I wandered into this game expecting the typical conjunction of typing and gaming; I quickly found that there was a much more vibrant pace to it thanks to the mouse and click determining your rate of fire, rather than my expectation of typing to fire. The power-ups seemed at an odd balance of not even being able to read what type it is before I type the word, and a number of them had odd effects such as the cowbell which scooted my cows closer to the barn, yet it seems that having your cows spread apart allows them more time between each other if they get caught.

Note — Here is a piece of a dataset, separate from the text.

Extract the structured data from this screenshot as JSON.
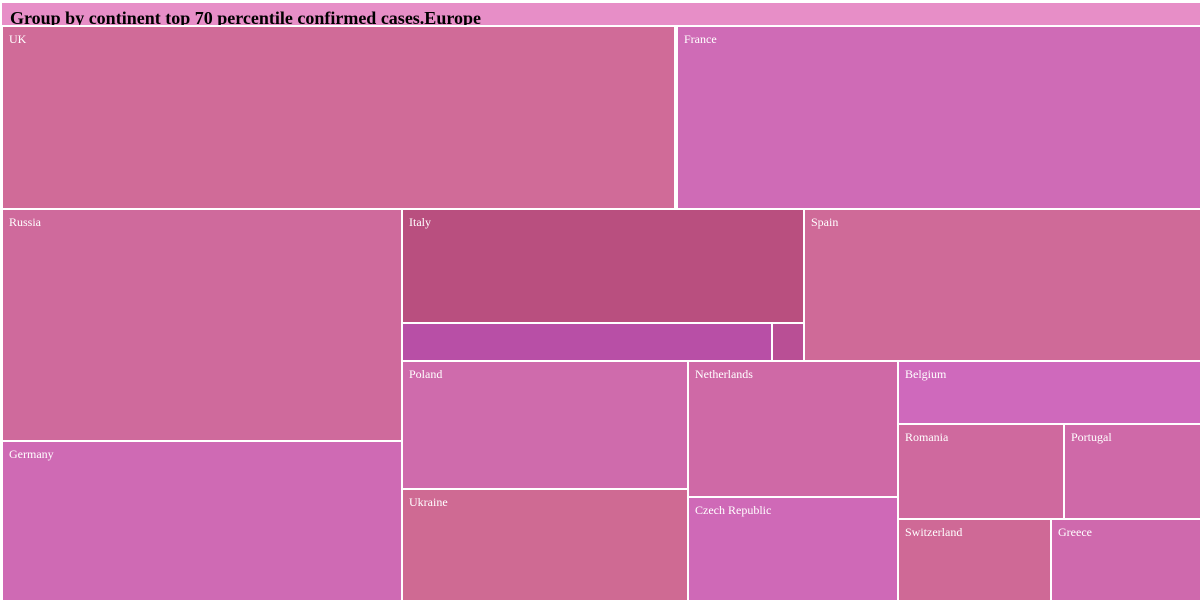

On the other hand, in my second of two games, it was far easier to manage the funnel of enemies flowing to my last remaining cow on the far left side; there even seemed to be a bug where a handful of aliens simply fucked off after going toward that side of the screen.

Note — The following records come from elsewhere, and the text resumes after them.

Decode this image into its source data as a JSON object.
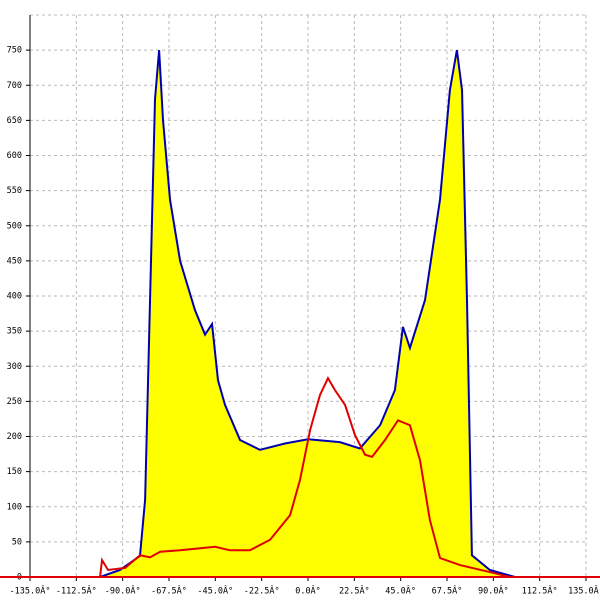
{
  "chart_data": {
    "type": "area",
    "xlim": [
      -135,
      135
    ],
    "ylim": [
      0,
      800
    ],
    "xticks": [
      {
        "value": -135,
        "label": "-135.0Â°"
      },
      {
        "value": -112.5,
        "label": "-112.5Â°"
      },
      {
        "value": -90,
        "label": "-90.0Â°"
      },
      {
        "value": -67.5,
        "label": "-67.5Â°"
      },
      {
        "value": -45,
        "label": "-45.0Â°"
      },
      {
        "value": -22.5,
        "label": "-22.5Â°"
      },
      {
        "value": 0,
        "label": "0.0Â°"
      },
      {
        "value": 22.5,
        "label": "22.5Â°"
      },
      {
        "value": 45,
        "label": "45.0Â°"
      },
      {
        "value": 67.5,
        "label": "67.5Â°"
      },
      {
        "value": 90,
        "label": "90.0Â°"
      },
      {
        "value": 112.5,
        "label": "112.5Â°"
      },
      {
        "value": 135,
        "label": "135.0Â°"
      }
    ],
    "yticks": [
      0,
      50,
      100,
      150,
      200,
      250,
      300,
      350,
      400,
      450,
      500,
      550,
      600,
      650,
      700,
      750
    ],
    "grid": true,
    "series": [
      {
        "color": "#0000b0",
        "fill": "#ffff00",
        "x": [
          -101,
          -91.3,
          -81.6,
          -79.1,
          -76.7,
          -74.3,
          -72.3,
          -70.4,
          -67,
          -62.1,
          -54.9,
          -50,
          -46.6,
          -43.7,
          -40.3,
          -33,
          -23.3,
          -11.2,
          0,
          15.5,
          25.2,
          35,
          42.2,
          46.1,
          49.5,
          56.8,
          64.1,
          68.9,
          72.3,
          74.8,
          77.2,
          79.6,
          88.3,
          100.5
        ],
        "values": [
          0,
          10,
          30,
          110,
          395,
          680,
          750,
          650,
          537,
          450,
          380,
          345,
          360,
          280,
          245,
          195,
          181,
          190,
          196,
          192,
          183,
          216,
          266,
          356,
          326,
          394,
          537,
          693,
          750,
          693,
          395,
          31,
          10,
          0
        ]
      },
      {
        "color": "#e00000",
        "x": [
          -101,
          -100,
          -97.1,
          -88.8,
          -81.6,
          -76.7,
          -71.8,
          -62.1,
          -52.4,
          -45.1,
          -37.9,
          -28.2,
          -18.4,
          -8.7,
          -3.9,
          1,
          5.8,
          9.7,
          13.1,
          18,
          22.8,
          27.7,
          31.1,
          37.4,
          43.7,
          49.5,
          54.4,
          59.2,
          64.1,
          73.8,
          88.3,
          98.1
        ],
        "values": [
          0,
          24,
          10,
          13,
          31,
          28,
          36,
          38,
          41,
          43,
          38,
          38,
          53,
          88,
          138,
          209,
          259,
          283,
          266,
          245,
          202,
          174,
          171,
          195,
          223,
          216,
          166,
          81,
          27,
          17,
          7,
          0
        ]
      }
    ]
  }
}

The game is a markedly thrilling Nerve game, and a beater where the dimensions of input are the sum of niche speed-typing and the more standard gun-ball-goal affair, and that complexity allows for diversity in dexterity between both-hand typing and shooting while typing one-handed. I think the enemy diversity is nearly perfect, although the final enemy didn't appear substantially different from the green variant, where I might have liked it to be more of a run ender since the game is only losses anyway.

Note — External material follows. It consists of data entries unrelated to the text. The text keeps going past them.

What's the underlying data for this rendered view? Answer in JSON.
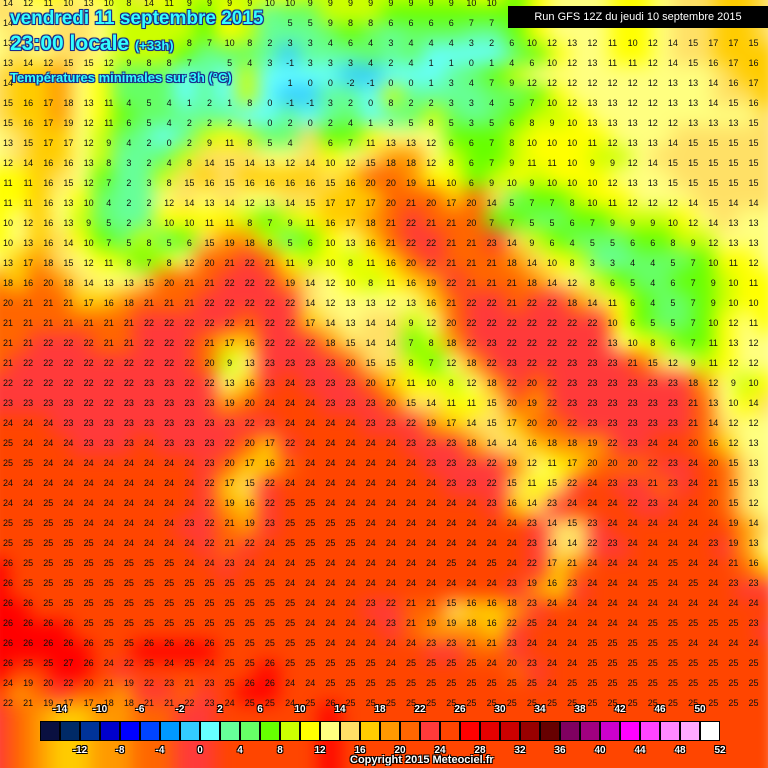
{
  "header": {
    "date": "vendredi 11 septembre 2015",
    "time": "23:00 locale",
    "offset": "(+33h)",
    "parameter": "Températures minimales sur 3h (°C)",
    "run": "Run GFS 12Z du jeudi 10 septembre 2015"
  },
  "footer": {
    "copyright": "Copyright 2015 Meteociel.fr"
  },
  "legend": {
    "colors": [
      "#0a1040",
      "#002a66",
      "#003399",
      "#0000cc",
      "#0000ff",
      "#0044ff",
      "#0099ff",
      "#33ccff",
      "#66ffff",
      "#66ff99",
      "#66ff66",
      "#66ff00",
      "#ccff00",
      "#ffff00",
      "#ffff80",
      "#ffe066",
      "#ffcc00",
      "#ff9900",
      "#ff6600",
      "#ff3a3a",
      "#ff4500",
      "#ff0000",
      "#e60000",
      "#cc0000",
      "#990000",
      "#660000",
      "#800060",
      "#a00080",
      "#cc00cc",
      "#ff00ff",
      "#ff44ff",
      "#ff88ff",
      "#ffaaff",
      "#ffffff"
    ],
    "top_labels": [
      "-14",
      "-10",
      "-6",
      "-2",
      "2",
      "6",
      "10",
      "14",
      "18",
      "22",
      "26",
      "30",
      "34",
      "38",
      "42",
      "46",
      "50"
    ],
    "bottom_labels": [
      "-12",
      "-8",
      "-4",
      "0",
      "4",
      "8",
      "12",
      "16",
      "20",
      "24",
      "28",
      "32",
      "36",
      "40",
      "44",
      "48",
      "52"
    ]
  },
  "grid": {
    "rows": [
      [
        14,
        12,
        11,
        10,
        13,
        10,
        8,
        14,
        11,
        9,
        9,
        9,
        9,
        10,
        10,
        9,
        9,
        9,
        9,
        9,
        9,
        9,
        9,
        10,
        10,
        null,
        null,
        null,
        null,
        null,
        null,
        null,
        null,
        null,
        null,
        null,
        null,
        null
      ],
      [
        14,
        null,
        null,
        null,
        null,
        null,
        null,
        null,
        null,
        null,
        null,
        null,
        null,
        null,
        5,
        5,
        9,
        8,
        8,
        6,
        6,
        6,
        6,
        7,
        7,
        6,
        null,
        null,
        null,
        null,
        null,
        null,
        null,
        null,
        null,
        null,
        null,
        null
      ],
      [
        13,
        null,
        null,
        null,
        null,
        null,
        null,
        null,
        null,
        8,
        7,
        10,
        8,
        2,
        3,
        3,
        4,
        6,
        4,
        3,
        4,
        4,
        4,
        3,
        2,
        6,
        10,
        12,
        13,
        12,
        11,
        10,
        12,
        14,
        15,
        17,
        17,
        15
      ],
      [
        13,
        14,
        12,
        15,
        15,
        12,
        9,
        8,
        8,
        7,
        null,
        5,
        4,
        3,
        -1,
        3,
        3,
        3,
        4,
        2,
        4,
        1,
        1,
        0,
        1,
        4,
        6,
        10,
        12,
        13,
        11,
        11,
        12,
        14,
        15,
        16,
        17,
        16
      ],
      [
        14,
        null,
        null,
        null,
        null,
        null,
        null,
        null,
        null,
        null,
        null,
        null,
        null,
        null,
        1,
        0,
        0,
        -2,
        -1,
        0,
        0,
        1,
        3,
        4,
        7,
        9,
        12,
        12,
        12,
        12,
        12,
        12,
        12,
        13,
        13,
        14,
        16,
        17
      ],
      [
        15,
        16,
        17,
        18,
        13,
        11,
        4,
        5,
        4,
        1,
        2,
        1,
        8,
        0,
        -1,
        -1,
        3,
        2,
        0,
        8,
        2,
        2,
        3,
        3,
        4,
        5,
        7,
        10,
        12,
        13,
        13,
        12,
        12,
        13,
        13,
        14,
        15,
        16
      ],
      [
        15,
        16,
        17,
        19,
        12,
        11,
        6,
        5,
        4,
        2,
        2,
        2,
        1,
        0,
        2,
        0,
        2,
        4,
        1,
        3,
        5,
        8,
        5,
        3,
        5,
        6,
        8,
        9,
        10,
        13,
        13,
        13,
        12,
        12,
        13,
        13,
        13,
        15
      ],
      [
        13,
        15,
        17,
        17,
        12,
        9,
        4,
        2,
        0,
        2,
        9,
        11,
        8,
        5,
        4,
        null,
        6,
        7,
        11,
        13,
        13,
        12,
        6,
        6,
        7,
        8,
        10,
        10,
        10,
        11,
        12,
        13,
        13,
        14,
        15,
        15,
        15,
        15
      ],
      [
        12,
        14,
        16,
        16,
        13,
        8,
        3,
        2,
        4,
        8,
        14,
        15,
        14,
        13,
        12,
        14,
        10,
        12,
        15,
        18,
        18,
        12,
        8,
        6,
        7,
        9,
        11,
        11,
        10,
        9,
        9,
        12,
        14,
        15,
        15,
        15,
        15,
        15
      ],
      [
        11,
        11,
        16,
        15,
        12,
        7,
        2,
        3,
        8,
        15,
        16,
        15,
        16,
        16,
        16,
        16,
        15,
        16,
        20,
        20,
        19,
        11,
        10,
        6,
        9,
        10,
        9,
        10,
        10,
        10,
        12,
        13,
        13,
        15,
        15,
        15,
        15,
        15
      ],
      [
        11,
        11,
        16,
        13,
        10,
        4,
        2,
        2,
        12,
        14,
        13,
        14,
        12,
        13,
        14,
        15,
        17,
        17,
        17,
        20,
        21,
        20,
        17,
        20,
        14,
        5,
        7,
        7,
        8,
        10,
        11,
        12,
        12,
        12,
        14,
        15,
        14,
        14
      ],
      [
        10,
        12,
        16,
        13,
        9,
        5,
        2,
        3,
        10,
        10,
        11,
        11,
        8,
        7,
        9,
        11,
        16,
        17,
        18,
        21,
        22,
        21,
        21,
        20,
        7,
        7,
        5,
        5,
        6,
        7,
        9,
        9,
        9,
        10,
        12,
        14,
        13,
        13
      ],
      [
        10,
        13,
        16,
        14,
        10,
        7,
        5,
        8,
        5,
        6,
        15,
        19,
        18,
        8,
        5,
        6,
        10,
        13,
        16,
        21,
        22,
        22,
        21,
        21,
        23,
        14,
        9,
        6,
        4,
        5,
        5,
        6,
        6,
        8,
        9,
        12,
        13,
        13
      ],
      [
        13,
        17,
        18,
        15,
        12,
        11,
        8,
        7,
        8,
        12,
        20,
        21,
        22,
        21,
        11,
        9,
        10,
        8,
        11,
        16,
        20,
        22,
        21,
        21,
        21,
        18,
        14,
        10,
        8,
        3,
        3,
        4,
        4,
        5,
        7,
        10,
        11,
        12
      ],
      [
        18,
        16,
        20,
        18,
        14,
        13,
        13,
        15,
        20,
        21,
        21,
        22,
        22,
        22,
        19,
        14,
        12,
        10,
        8,
        11,
        16,
        19,
        22,
        21,
        21,
        21,
        18,
        14,
        12,
        8,
        6,
        5,
        4,
        6,
        7,
        9,
        10,
        11
      ],
      [
        20,
        21,
        21,
        21,
        17,
        16,
        18,
        21,
        21,
        21,
        22,
        22,
        22,
        22,
        22,
        14,
        12,
        13,
        13,
        12,
        13,
        16,
        21,
        22,
        22,
        21,
        22,
        22,
        18,
        14,
        11,
        6,
        4,
        5,
        7,
        9,
        10,
        10
      ],
      [
        21,
        21,
        21,
        21,
        21,
        21,
        21,
        22,
        22,
        22,
        22,
        22,
        21,
        22,
        22,
        17,
        14,
        13,
        14,
        14,
        9,
        12,
        20,
        22,
        22,
        22,
        22,
        22,
        22,
        22,
        10,
        6,
        5,
        5,
        7,
        10,
        12,
        11
      ],
      [
        21,
        21,
        22,
        22,
        22,
        21,
        21,
        22,
        22,
        22,
        21,
        17,
        16,
        22,
        22,
        22,
        18,
        15,
        14,
        14,
        7,
        8,
        18,
        22,
        23,
        22,
        22,
        22,
        22,
        22,
        13,
        10,
        8,
        6,
        7,
        11,
        13,
        12
      ],
      [
        21,
        22,
        22,
        22,
        22,
        22,
        22,
        22,
        22,
        22,
        20,
        9,
        13,
        23,
        23,
        23,
        23,
        20,
        15,
        15,
        8,
        7,
        12,
        18,
        22,
        23,
        22,
        22,
        23,
        23,
        23,
        21,
        15,
        12,
        9,
        11,
        12,
        12
      ],
      [
        22,
        22,
        22,
        22,
        22,
        22,
        22,
        23,
        23,
        22,
        22,
        13,
        16,
        23,
        24,
        23,
        23,
        23,
        20,
        17,
        11,
        10,
        8,
        12,
        18,
        22,
        20,
        22,
        23,
        23,
        23,
        23,
        23,
        23,
        18,
        12,
        9,
        10
      ],
      [
        23,
        23,
        23,
        23,
        22,
        22,
        23,
        23,
        23,
        23,
        23,
        19,
        20,
        24,
        24,
        24,
        23,
        23,
        23,
        20,
        15,
        14,
        11,
        11,
        15,
        20,
        19,
        22,
        23,
        23,
        23,
        23,
        23,
        23,
        21,
        13,
        10,
        14
      ],
      [
        24,
        24,
        24,
        23,
        23,
        23,
        23,
        23,
        23,
        23,
        23,
        23,
        22,
        23,
        24,
        24,
        24,
        24,
        23,
        23,
        22,
        19,
        17,
        14,
        15,
        17,
        20,
        20,
        22,
        23,
        23,
        23,
        23,
        23,
        21,
        14,
        12,
        12
      ],
      [
        25,
        24,
        24,
        24,
        23,
        23,
        23,
        24,
        23,
        23,
        23,
        22,
        20,
        17,
        22,
        24,
        24,
        24,
        24,
        24,
        23,
        23,
        23,
        18,
        14,
        14,
        16,
        18,
        18,
        19,
        22,
        23,
        24,
        24,
        20,
        16,
        12,
        13
      ],
      [
        25,
        25,
        24,
        24,
        24,
        24,
        24,
        24,
        24,
        24,
        23,
        20,
        17,
        16,
        21,
        24,
        24,
        24,
        24,
        24,
        24,
        23,
        23,
        23,
        22,
        19,
        12,
        11,
        17,
        20,
        20,
        20,
        22,
        23,
        24,
        20,
        15,
        13
      ],
      [
        24,
        24,
        24,
        24,
        24,
        24,
        24,
        24,
        24,
        24,
        22,
        17,
        15,
        22,
        24,
        24,
        24,
        24,
        24,
        24,
        24,
        24,
        23,
        23,
        22,
        15,
        11,
        15,
        22,
        24,
        23,
        23,
        21,
        23,
        24,
        21,
        15,
        13
      ],
      [
        24,
        24,
        25,
        24,
        24,
        24,
        24,
        24,
        24,
        24,
        22,
        19,
        16,
        22,
        25,
        25,
        24,
        24,
        24,
        24,
        24,
        24,
        24,
        24,
        23,
        16,
        14,
        23,
        24,
        24,
        24,
        22,
        23,
        24,
        24,
        20,
        15,
        12
      ],
      [
        25,
        25,
        25,
        25,
        24,
        24,
        24,
        24,
        24,
        23,
        22,
        21,
        19,
        23,
        25,
        25,
        25,
        25,
        24,
        24,
        24,
        24,
        24,
        24,
        24,
        24,
        23,
        14,
        15,
        23,
        24,
        24,
        24,
        24,
        24,
        24,
        19,
        14
      ],
      [
        25,
        25,
        25,
        25,
        25,
        24,
        24,
        24,
        24,
        24,
        22,
        21,
        22,
        24,
        25,
        25,
        25,
        25,
        24,
        24,
        24,
        24,
        24,
        24,
        24,
        24,
        23,
        14,
        14,
        22,
        23,
        24,
        24,
        24,
        24,
        23,
        19,
        13
      ],
      [
        26,
        25,
        25,
        25,
        25,
        25,
        25,
        25,
        25,
        24,
        24,
        23,
        24,
        24,
        24,
        25,
        24,
        24,
        24,
        24,
        24,
        24,
        25,
        24,
        25,
        24,
        22,
        17,
        21,
        24,
        24,
        24,
        24,
        25,
        24,
        24,
        21,
        16
      ],
      [
        26,
        25,
        25,
        25,
        25,
        25,
        25,
        25,
        25,
        25,
        25,
        25,
        25,
        25,
        24,
        24,
        24,
        24,
        24,
        24,
        24,
        24,
        24,
        24,
        24,
        23,
        19,
        16,
        23,
        24,
        24,
        24,
        25,
        24,
        25,
        24,
        23,
        23
      ],
      [
        26,
        26,
        25,
        25,
        25,
        25,
        25,
        25,
        25,
        25,
        25,
        25,
        25,
        25,
        25,
        24,
        24,
        24,
        23,
        22,
        21,
        21,
        15,
        16,
        16,
        18,
        23,
        24,
        24,
        24,
        24,
        24,
        24,
        24,
        24,
        24,
        24,
        24
      ],
      [
        26,
        26,
        26,
        26,
        25,
        25,
        25,
        25,
        25,
        25,
        25,
        25,
        25,
        25,
        25,
        24,
        24,
        24,
        24,
        23,
        21,
        19,
        19,
        18,
        16,
        22,
        25,
        24,
        24,
        24,
        24,
        24,
        25,
        25,
        25,
        25,
        25,
        23
      ],
      [
        26,
        26,
        26,
        26,
        26,
        25,
        25,
        26,
        26,
        26,
        26,
        25,
        25,
        25,
        25,
        25,
        24,
        24,
        24,
        24,
        24,
        23,
        23,
        21,
        21,
        23,
        24,
        24,
        24,
        25,
        25,
        25,
        25,
        25,
        24,
        24,
        24,
        24
      ],
      [
        26,
        25,
        25,
        27,
        26,
        24,
        22,
        25,
        24,
        25,
        24,
        25,
        25,
        26,
        25,
        25,
        25,
        25,
        25,
        24,
        25,
        25,
        25,
        25,
        24,
        20,
        23,
        24,
        24,
        25,
        25,
        25,
        25,
        25,
        25,
        25,
        25,
        25
      ],
      [
        24,
        19,
        20,
        22,
        20,
        21,
        19,
        22,
        23,
        21,
        23,
        25,
        26,
        26,
        24,
        24,
        25,
        25,
        25,
        25,
        25,
        25,
        25,
        25,
        25,
        25,
        25,
        24,
        25,
        25,
        25,
        25,
        25,
        25,
        25,
        25,
        25,
        25
      ],
      [
        22,
        21,
        19,
        17,
        17,
        18,
        18,
        21,
        21,
        22,
        23,
        24,
        25,
        25,
        24,
        25,
        26,
        25,
        25,
        25,
        25,
        25,
        25,
        25,
        25,
        25,
        25,
        25,
        25,
        25,
        25,
        25,
        25,
        25,
        25,
        25,
        25,
        25
      ]
    ]
  }
}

This niche has grown broadly in the 20-odd years that typing has become an established form of input for a myriad of people across the world; despite this, my most remembered experience with this type of game is in the form of Mavis Beacon Teaches Typing, and typing up a little review about those elementary days is starting to feel like manual breathing. But perhaps the amount of fun I had for free will inspire me to delve deeper in this niche; a cursory glance at Steam has me intrigued by a number of projects already.